Monday, June 05, 2006

"These Drugs Are Not Chocolate Ice Cream"

 
"These Drugs Are Not Chocolate Ice Cream"
 
by Melissa Bailey | May 30, 2006 01:37 PM | Permalink
 
A Yale study that gave powerful antipsychotic drugs to adolescents failed to produce the meaningful results it sought. It did produce criticism over how the study's controversial approach puts children at risk, and whether that risk is justified.
 
The study raised tough questions: How soon is too soon to give adolescents powerful antipsychotic drugs? How about when they have not developed a mental illness, but seem headed down that path? Would the hope of averting a devastating psychotic breakdown outweigh the risk of side effects from possibly needless drug treatment?
 
The study, headed by Yale’s Dr.
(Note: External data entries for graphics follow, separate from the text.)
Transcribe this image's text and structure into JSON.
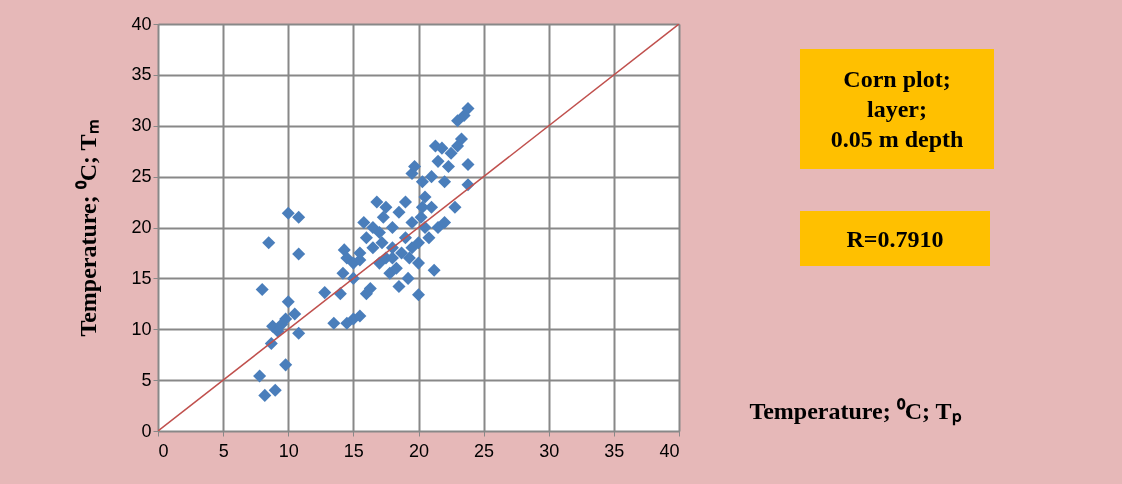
{
  "chart_data": {
    "type": "scatter",
    "xlabel": "Temperature; ⁰C; Tₚ",
    "ylabel": "Temperature; ⁰C; Tₘ",
    "annotations": [
      "Corn plot;\nlayer;\n0.05 m depth",
      "R=0.7910"
    ],
    "xlim": [
      0,
      40
    ],
    "ylim": [
      0,
      40
    ],
    "xticks": [
      0,
      5,
      10,
      15,
      20,
      25,
      30,
      35,
      40
    ],
    "yticks": [
      0,
      5,
      10,
      15,
      20,
      25,
      30,
      35,
      40
    ],
    "grid": true,
    "marker": "diamond",
    "series": [
      {
        "color": "#4a7ebb",
        "x": [
          7.8,
          8.2,
          9.0,
          9.8,
          8.0,
          8.5,
          10.0,
          10.8,
          10.8,
          8.8,
          8.7,
          9.2,
          9.8,
          10.0,
          10.5,
          10.8,
          9.5,
          12.8,
          13.5,
          14.5,
          15.0,
          15.5,
          14.0,
          14.2,
          14.3,
          14.5,
          15.0,
          15.0,
          15.5,
          15.8,
          16.0,
          16.3,
          16.5,
          16.5,
          16.8,
          17.0,
          17.0,
          17.3,
          17.5,
          17.5,
          17.8,
          18.0,
          18.0,
          18.3,
          18.5,
          18.5,
          18.7,
          19.0,
          19.0,
          19.2,
          19.3,
          19.5,
          19.5,
          19.7,
          20.0,
          20.0,
          20.0,
          20.2,
          20.3,
          20.5,
          20.8,
          21.0,
          21.0,
          21.2,
          21.3,
          21.5,
          21.5,
          21.8,
          22.0,
          22.0,
          22.3,
          22.5,
          22.8,
          23.0,
          23.0,
          23.3,
          23.5,
          23.8,
          23.8,
          23.8,
          16.0,
          15.5,
          18.0,
          17.2,
          19.5,
          20.5,
          20.3
        ],
        "values": [
          5.4,
          3.5,
          4.0,
          6.5,
          13.9,
          18.5,
          21.4,
          21.0,
          17.4,
          10.3,
          8.6,
          9.8,
          11.0,
          12.7,
          11.5,
          9.6,
          10.5,
          13.6,
          10.6,
          10.6,
          11.0,
          11.3,
          13.5,
          15.5,
          17.8,
          17.0,
          15.0,
          16.5,
          16.8,
          20.5,
          13.5,
          14.0,
          18.0,
          20.0,
          22.5,
          16.5,
          19.5,
          21.0,
          17.0,
          22.0,
          15.5,
          18.0,
          20.0,
          16.0,
          14.2,
          21.5,
          17.5,
          19.0,
          22.5,
          15.0,
          17.0,
          20.5,
          25.3,
          26.0,
          13.4,
          18.5,
          16.5,
          21.0,
          24.5,
          23.0,
          19.0,
          22.0,
          25.0,
          15.8,
          28.0,
          20.0,
          26.5,
          27.8,
          24.5,
          20.5,
          26.0,
          27.3,
          22.0,
          28.0,
          30.5,
          28.7,
          31.0,
          31.7,
          26.2,
          24.2,
          19.0,
          17.5,
          17.0,
          18.5,
          18.0,
          20.0,
          22.0
        ]
      },
      {
        "type": "line",
        "marker": "none",
        "color": "#c0504d",
        "x": [
          0,
          40
        ],
        "values": [
          0,
          40
        ]
      }
    ]
  }
}
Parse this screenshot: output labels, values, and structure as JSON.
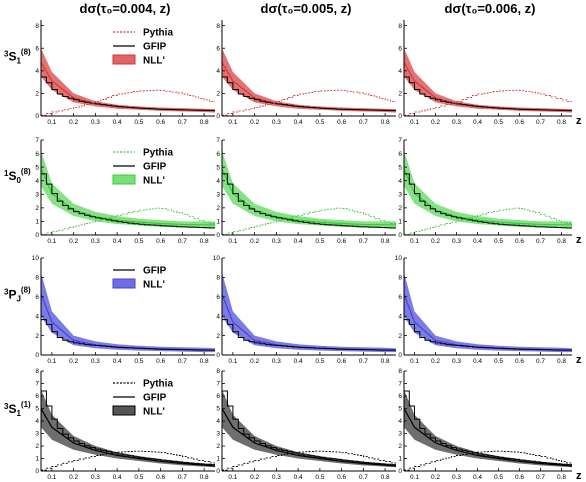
{
  "column_titles": [
    "dσ(τ₀=0.004, z)",
    "dσ(τ₀=0.005, z)",
    "dσ(τ₀=0.006, z)"
  ],
  "row_labels": [
    {
      "pre": "3",
      "main": "S",
      "sub": "1",
      "sup": "(8)"
    },
    {
      "pre": "1",
      "main": "S",
      "sub": "0",
      "sup": "(8)"
    },
    {
      "pre": "3",
      "main": "P",
      "sub": "J",
      "sup": "(8)"
    },
    {
      "pre": "3",
      "main": "S",
      "sub": "1",
      "sup": "(1)"
    }
  ],
  "xlabel": "z",
  "colors": {
    "red": "#d23a3a",
    "red_band": "#e06464",
    "green": "#3cc83c",
    "green_band": "#78e078",
    "blue": "#4646c8",
    "blue_band": "#6e6ee6",
    "black": "#000000",
    "gray_band": "#555555"
  },
  "chart_data": {
    "type": "line",
    "layout": "4x3 grid",
    "x_ticks": [
      0.1,
      0.2,
      0.3,
      0.4,
      0.5,
      0.6,
      0.7,
      0.8
    ],
    "xlim": [
      0.05,
      0.85
    ],
    "rows": [
      {
        "label": "3S1(8)",
        "ylim": [
          0,
          8.5
        ],
        "y_ticks": [
          0,
          2,
          4,
          6,
          8
        ],
        "legend": [
          {
            "name": "Pythia",
            "style": "dashed",
            "color": "#d23a3a"
          },
          {
            "name": "GFIP",
            "style": "solid",
            "color": "#000000"
          },
          {
            "name": "NLL'",
            "style": "band",
            "color": "#d23a3a"
          }
        ],
        "band": {
          "x": [
            0.05,
            0.1,
            0.2,
            0.3,
            0.4,
            0.5,
            0.6,
            0.7,
            0.8,
            0.85
          ],
          "upper": [
            6.0,
            3.9,
            2.0,
            1.3,
            1.0,
            0.85,
            0.75,
            0.7,
            0.65,
            0.6
          ],
          "lower": [
            3.5,
            2.3,
            1.2,
            0.85,
            0.65,
            0.55,
            0.45,
            0.4,
            0.35,
            0.3
          ]
        },
        "gfip": {
          "x": [
            0.05,
            0.075,
            0.1,
            0.125,
            0.15,
            0.2,
            0.25,
            0.3,
            0.4,
            0.5,
            0.6,
            0.7,
            0.8,
            0.85
          ],
          "y": [
            3.6,
            3.3,
            2.6,
            2.1,
            1.8,
            1.5,
            1.25,
            1.1,
            0.85,
            0.7,
            0.6,
            0.55,
            0.5,
            0.5
          ]
        },
        "pythia": {
          "x": [
            0.05,
            0.1,
            0.2,
            0.3,
            0.4,
            0.5,
            0.6,
            0.7,
            0.8,
            0.85
          ],
          "y": [
            0.0,
            0.3,
            0.7,
            1.2,
            1.9,
            2.2,
            2.3,
            2.0,
            1.5,
            1.2
          ]
        },
        "panels": [
          {
            "tau0": 0.004
          },
          {
            "tau0": 0.005
          },
          {
            "tau0": 0.006
          }
        ]
      },
      {
        "label": "1S0(8)",
        "ylim": [
          0,
          7
        ],
        "y_ticks": [
          0,
          1,
          2,
          3,
          4,
          5,
          6,
          7
        ],
        "legend": [
          {
            "name": "Pythia",
            "style": "dashed",
            "color": "#3cc83c"
          },
          {
            "name": "GFIP",
            "style": "solid",
            "color": "#000000"
          },
          {
            "name": "NLL'",
            "style": "band",
            "color": "#3cc83c"
          }
        ],
        "band": {
          "x": [
            0.05,
            0.1,
            0.2,
            0.3,
            0.4,
            0.5,
            0.6,
            0.7,
            0.8,
            0.85
          ],
          "upper": [
            6.2,
            3.8,
            2.3,
            1.7,
            1.4,
            1.2,
            1.1,
            1.0,
            1.0,
            1.0
          ],
          "lower": [
            3.6,
            2.3,
            1.4,
            1.0,
            0.8,
            0.7,
            0.6,
            0.55,
            0.5,
            0.5
          ]
        },
        "gfip": {
          "x": [
            0.05,
            0.075,
            0.1,
            0.125,
            0.15,
            0.2,
            0.25,
            0.3,
            0.4,
            0.5,
            0.6,
            0.7,
            0.8,
            0.85
          ],
          "y": [
            4.9,
            4.1,
            3.4,
            2.7,
            2.3,
            1.8,
            1.5,
            1.3,
            1.0,
            0.8,
            0.7,
            0.6,
            0.55,
            0.5
          ]
        },
        "pythia": {
          "x": [
            0.05,
            0.1,
            0.2,
            0.3,
            0.4,
            0.5,
            0.6,
            0.7,
            0.8,
            0.85
          ],
          "y": [
            0.0,
            0.2,
            0.6,
            1.0,
            1.4,
            1.8,
            2.0,
            1.6,
            1.0,
            0.8
          ]
        },
        "panels": [
          {
            "tau0": 0.004
          },
          {
            "tau0": 0.005
          },
          {
            "tau0": 0.006
          }
        ]
      },
      {
        "label": "3PJ(8)",
        "ylim": [
          0,
          10
        ],
        "y_ticks": [
          0,
          2,
          4,
          6,
          8,
          10
        ],
        "legend": [
          {
            "name": "GFIP",
            "style": "solid",
            "color": "#000000"
          },
          {
            "name": "NLL'",
            "style": "band",
            "color": "#4646c8"
          }
        ],
        "band": {
          "x": [
            0.05,
            0.1,
            0.2,
            0.3,
            0.4,
            0.5,
            0.6,
            0.7,
            0.8,
            0.85
          ],
          "upper": [
            8.5,
            4.5,
            2.0,
            1.4,
            1.1,
            0.95,
            0.85,
            0.8,
            0.75,
            0.7
          ],
          "lower": [
            4.0,
            2.3,
            1.0,
            0.7,
            0.55,
            0.45,
            0.4,
            0.35,
            0.3,
            0.3
          ]
        },
        "gfip": {
          "x": [
            0.05,
            0.075,
            0.1,
            0.125,
            0.15,
            0.2,
            0.25,
            0.3,
            0.4,
            0.5,
            0.6,
            0.7,
            0.8,
            0.85
          ],
          "y": [
            3.8,
            3.5,
            2.8,
            2.0,
            1.6,
            1.3,
            1.1,
            1.0,
            0.8,
            0.7,
            0.6,
            0.55,
            0.5,
            0.5
          ]
        },
        "pythia": null,
        "panels": [
          {
            "tau0": 0.004
          },
          {
            "tau0": 0.005
          },
          {
            "tau0": 0.006
          }
        ]
      },
      {
        "label": "3S1(1)",
        "ylim": [
          0,
          8
        ],
        "y_ticks": [
          0,
          1,
          2,
          3,
          4,
          5,
          6,
          7,
          8
        ],
        "legend": [
          {
            "name": "Pythia",
            "style": "dashed",
            "color": "#000000"
          },
          {
            "name": "GFIP",
            "style": "solid",
            "color": "#000000"
          },
          {
            "name": "NLL'",
            "style": "band",
            "color": "#555555"
          }
        ],
        "band": {
          "x": [
            0.05,
            0.1,
            0.2,
            0.3,
            0.4,
            0.5,
            0.6,
            0.7,
            0.8,
            0.85
          ],
          "upper": [
            6.5,
            4.5,
            2.8,
            2.0,
            1.5,
            1.2,
            0.95,
            0.75,
            0.6,
            0.5
          ],
          "lower": [
            3.5,
            2.5,
            1.7,
            1.3,
            1.0,
            0.8,
            0.6,
            0.45,
            0.35,
            0.3
          ]
        },
        "gfip": {
          "x": [
            0.05,
            0.075,
            0.1,
            0.125,
            0.15,
            0.2,
            0.25,
            0.3,
            0.4,
            0.5,
            0.6,
            0.7,
            0.8,
            0.85
          ],
          "y": [
            7.0,
            5.8,
            4.6,
            3.7,
            3.1,
            2.5,
            2.1,
            1.8,
            1.4,
            1.1,
            0.9,
            0.7,
            0.55,
            0.5
          ]
        },
        "pythia": {
          "x": [
            0.05,
            0.1,
            0.2,
            0.3,
            0.4,
            0.5,
            0.6,
            0.7,
            0.8,
            0.85
          ],
          "y": [
            0.0,
            0.3,
            0.8,
            1.2,
            1.5,
            1.6,
            1.5,
            1.2,
            0.8,
            0.6
          ]
        },
        "panels": [
          {
            "tau0": 0.004
          },
          {
            "tau0": 0.005
          },
          {
            "tau0": 0.006
          }
        ]
      }
    ]
  }
}
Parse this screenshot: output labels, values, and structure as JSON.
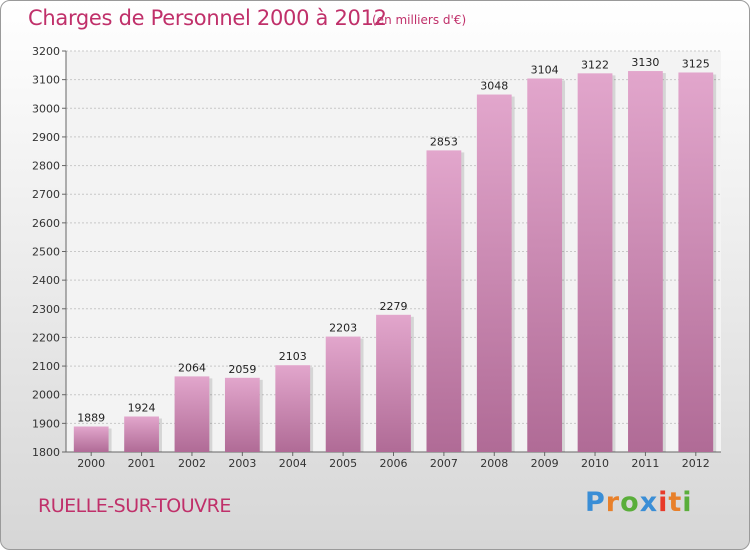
{
  "chart_data": {
    "type": "bar",
    "title": "Charges de Personnel 2000 à 2012",
    "subtitle": "(en milliers d'€)",
    "categories": [
      "2000",
      "2001",
      "2002",
      "2003",
      "2004",
      "2005",
      "2006",
      "2007",
      "2008",
      "2009",
      "2010",
      "2011",
      "2012"
    ],
    "values": [
      1889,
      1924,
      2064,
      2059,
      2103,
      2203,
      2279,
      2853,
      3048,
      3104,
      3122,
      3130,
      3125
    ],
    "value_labels": [
      "1889",
      "1924",
      "2064",
      "2059",
      "2103",
      "2203",
      "2279",
      "2853",
      "3048",
      "3104",
      "3122",
      "3130",
      "3125"
    ],
    "y_ticks": [
      "1800",
      "1900",
      "2000",
      "2100",
      "2200",
      "2300",
      "2400",
      "2500",
      "2600",
      "2700",
      "2800",
      "2900",
      "3000",
      "3100",
      "3200"
    ],
    "ylim": [
      1800,
      3200
    ],
    "xlabel": "",
    "ylabel": "",
    "grid": true,
    "bar_color_top": "#e2a6cc",
    "bar_color_bottom": "#b06b96"
  },
  "footer": {
    "commune": "RUELLE-SUR-TOUVRE",
    "logo_letters": [
      "P",
      "r",
      "o",
      "x",
      "i",
      "t",
      "i"
    ],
    "logo_colors": [
      "#3a8ed6",
      "#e8802a",
      "#5aae3a",
      "#3a8ed6",
      "#e83a2a",
      "#e8802a",
      "#5aae3a"
    ]
  },
  "colors": {
    "title": "#c0306a",
    "accent": "#c0306a"
  }
}
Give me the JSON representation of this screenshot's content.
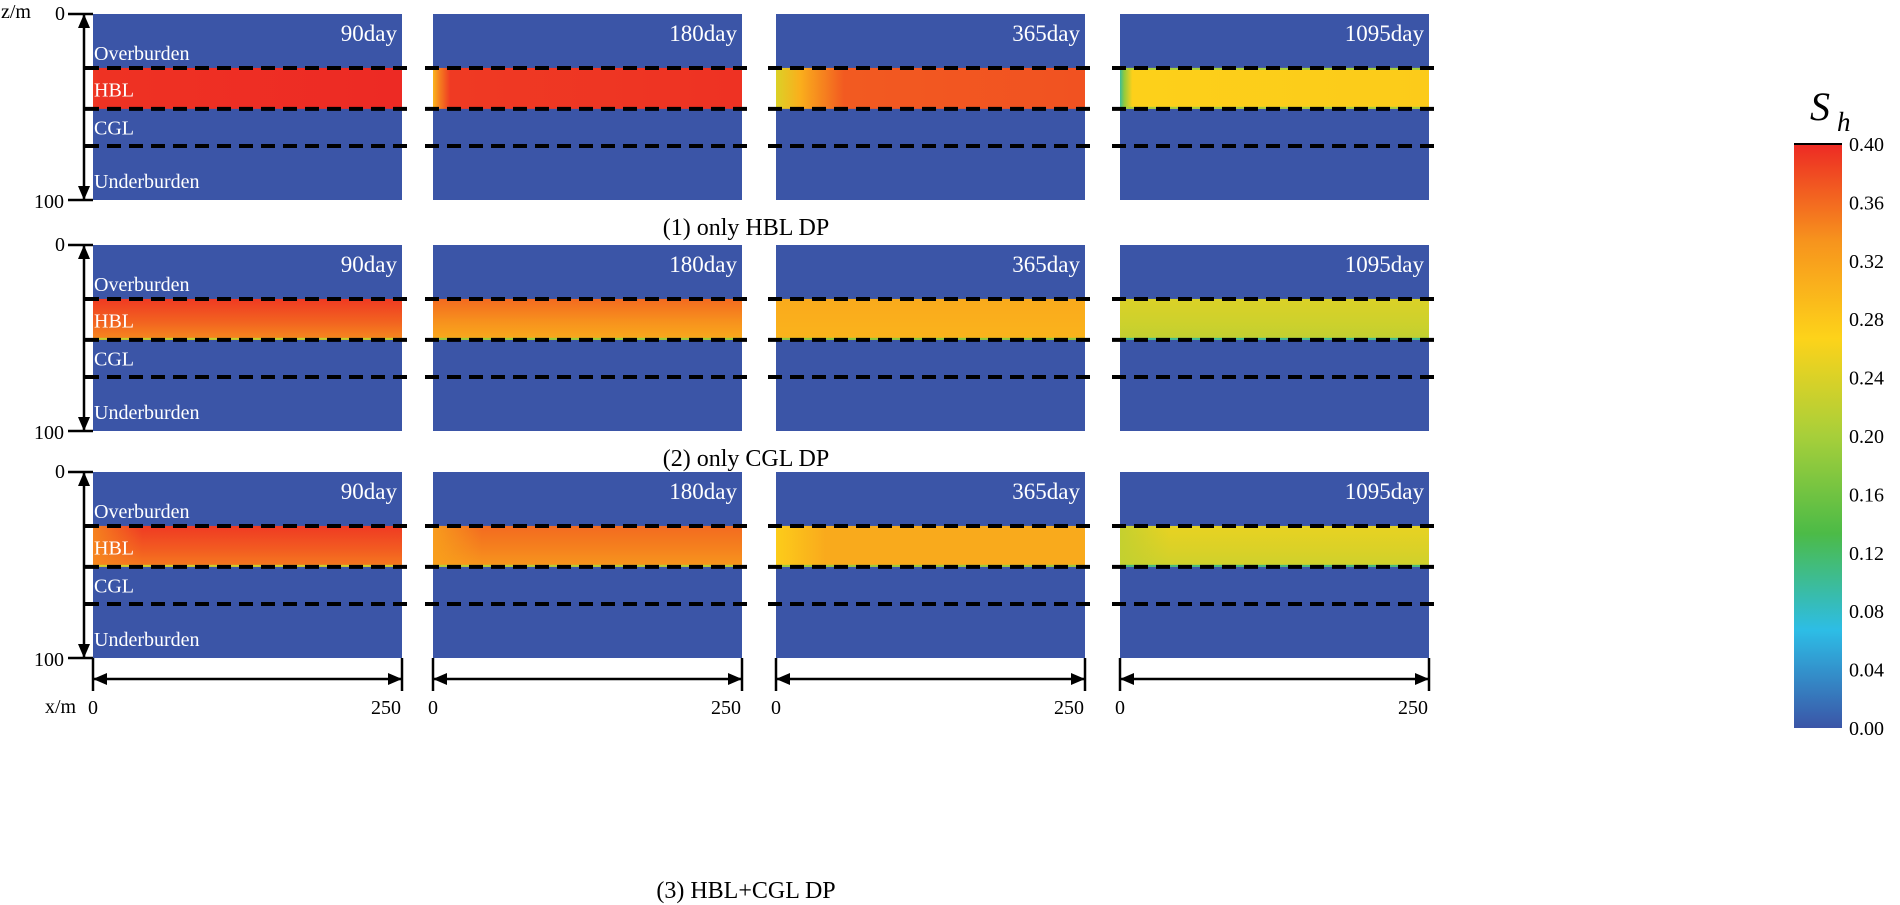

Thomas McGlashan and funded by the National Institute of Mental Health and the pharmaceutical giant Eli Lilly, was published earlier this month in the American Journal of Psychiatry. Researchers at Yale and three other clinics recruited "help-seeking" patients, mostly adolescents, who hadn’t developed schizophrenia but appeared to be on that path. The subjects, aged 12 to 36, responded to ads or were referred by clinicians.
 
Half the patients were treated with Eli Lilly’s antipsychotic drug Zyprexa Olanzapine. The other half was given a placebo. Investigators asked: Can early drug treatment prevent psychosis?
 
Unfortunately, low recruitment numbers and a high dropout rate — 60 entered the study, and over two-thirds dropped out — left so few patients that researchers could not reach a definitive answer. The only conclusion they drew was that the drug might be able to delay psychosis, but likely can't prevent it.
 
The study has drawn heat from patient watchdogs and bioethicists who question if kids were exposed needlessly to the drugs. Zyprexa can have serious side effects — weight gain, diabetes, and seizures. Also, a Boston Globe investigative piece reported that the suicide rate in the clinical trials of Zyprexa and two similar drugs was "two to five times higher than the norm."